Nos despedimos y yo decidí ir a la escena del 'casi' crimen. El baňo de los chicos. Me aseguré de que no rondaba nadie y entré insegura. El suelo encharcado y una enorme mancha roja en el medio, allí había caído el pobre Draco. Espejos rotos y madera de los baňos individuales astillada. Escuché un pequeño ruido y al mirar de frente me encontré con una llorosa Myrtle la llorona.
-"Ehmmm... perdona... ¿Myrtle?"
-"Si! Esa soy yo! ¿Qué quieres?"
-"Tu...tu estabas cuando... Draco y Potter se pelearon... ¿no?"
-"Si.

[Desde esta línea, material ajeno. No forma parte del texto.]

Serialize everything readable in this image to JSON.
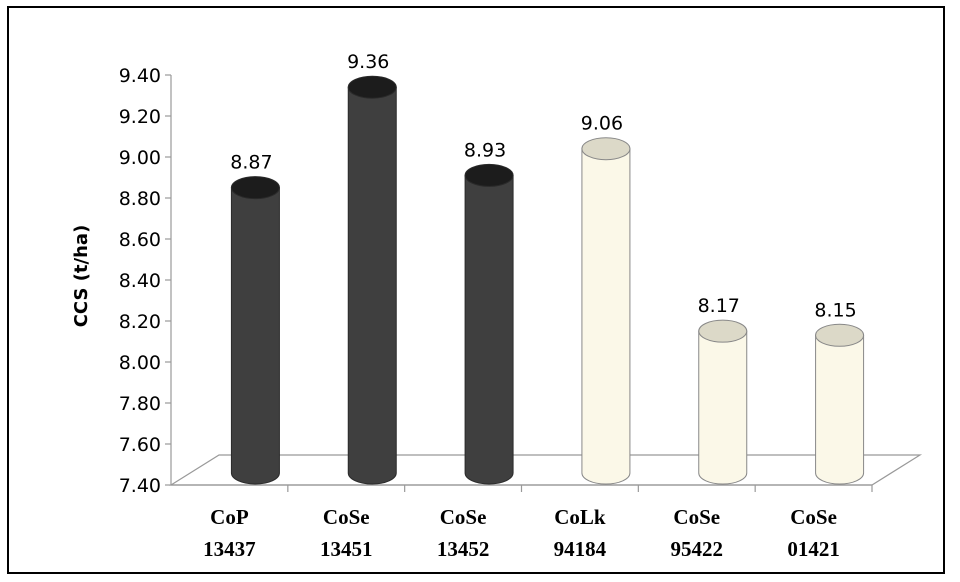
{
  "chart_data": {
    "type": "bar",
    "title": "",
    "xlabel": "",
    "ylabel": "CCS (t/ha)",
    "ylim": [
      7.4,
      9.4
    ],
    "yticks": [
      "7.40",
      "7.60",
      "7.80",
      "8.00",
      "8.20",
      "8.40",
      "8.60",
      "8.80",
      "9.00",
      "9.20",
      "9.40"
    ],
    "categories": [
      [
        "CoP",
        "13437"
      ],
      [
        "CoSe",
        "13451"
      ],
      [
        "CoSe",
        "13452"
      ],
      [
        "CoLk",
        "94184"
      ],
      [
        "CoSe",
        "95422"
      ],
      [
        "CoSe",
        "01421"
      ]
    ],
    "values": [
      8.87,
      9.36,
      8.93,
      9.06,
      8.17,
      8.15
    ],
    "value_labels": [
      "8.87",
      "9.36",
      "8.93",
      "9.06",
      "8.17",
      "8.15"
    ],
    "bar_style": [
      "dark",
      "dark",
      "dark",
      "light",
      "light",
      "light"
    ],
    "grid": false,
    "legend": "none",
    "colors": {
      "dark": "#3f3f3f",
      "dark_top": "#1c1c1c",
      "light": "#fbf8e8",
      "light_top": "#dcd9c8",
      "outline": "#888888"
    }
  }
}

Fue horrible. Nunca había visto tanta sangre saliendo del cuerpo de alguien."
-"¿Me lo podrías explicar?"
-"¿El pobrecito Draco Malfoy está bien?"
-"S-si. Acabo de estar con él. ¿Le conoces?"
-"Lleva todo el curso viniendo aquí a llorar. Está destrozado. Yo le escuchaba. Es sensible, la gente lo intimida, también, él se siente solo y no tiene con quien hablar, ¡y él no tiene miedo de mostrar sus sentimientos y llorar!"
-"Entiendo."
-"A veces se enfadaba y rompía cosas. Una vez le dio un puňetazo a ese espejo de allí y lo estalló completamente."
-"¿Algo más?"
-"No. Que yo recuerde no."
-"Gracias Myrtle. Hasta la próxima."
'El muy estúpido no me decía nada, estando yo allí todos los días y ni me hablaba. ¡Será imbécil!' pensaba mientras volvía a la enfermería. Ya estaba despierto, se había incorporado en la cama y estaba comiendo algo.
-"¡Pero tu eres tonto o te lo haces!?" - exclamé.
-"¿Qué?"
-"He ido a ver a Myrtle. Me lo ha contado todo."
-"¿Y?"
-"¿Cómo que '¿Y?' !?"
-"..."
-"¡Me tenía todos los días allí aburrida, metida en ese cuartucho polvoriento, muerta de frío y sin hablarme durante horas y días, y luego ibas a contarle tus penas y a enfurecerte solo en aquel baňo inmundo con un maldito fantasma!"
-"Estás celosa... ¿a que si?" - dijo con una sonrisa burlona.
-"¿Quién, yo? JÁ!"
-"Venga, no seas tozuda, admítelo." - continuó riéndose.
-"Te odio." - dije tratando de sonar realista escondiendo una sonrisa.
-"Si... y yo. Anda... ven aquí." - abrió los brazos esperándome. Y no tarde ni dos segundos en levantarme y abrazos con mucha fuerza, ahora sí que sonreía.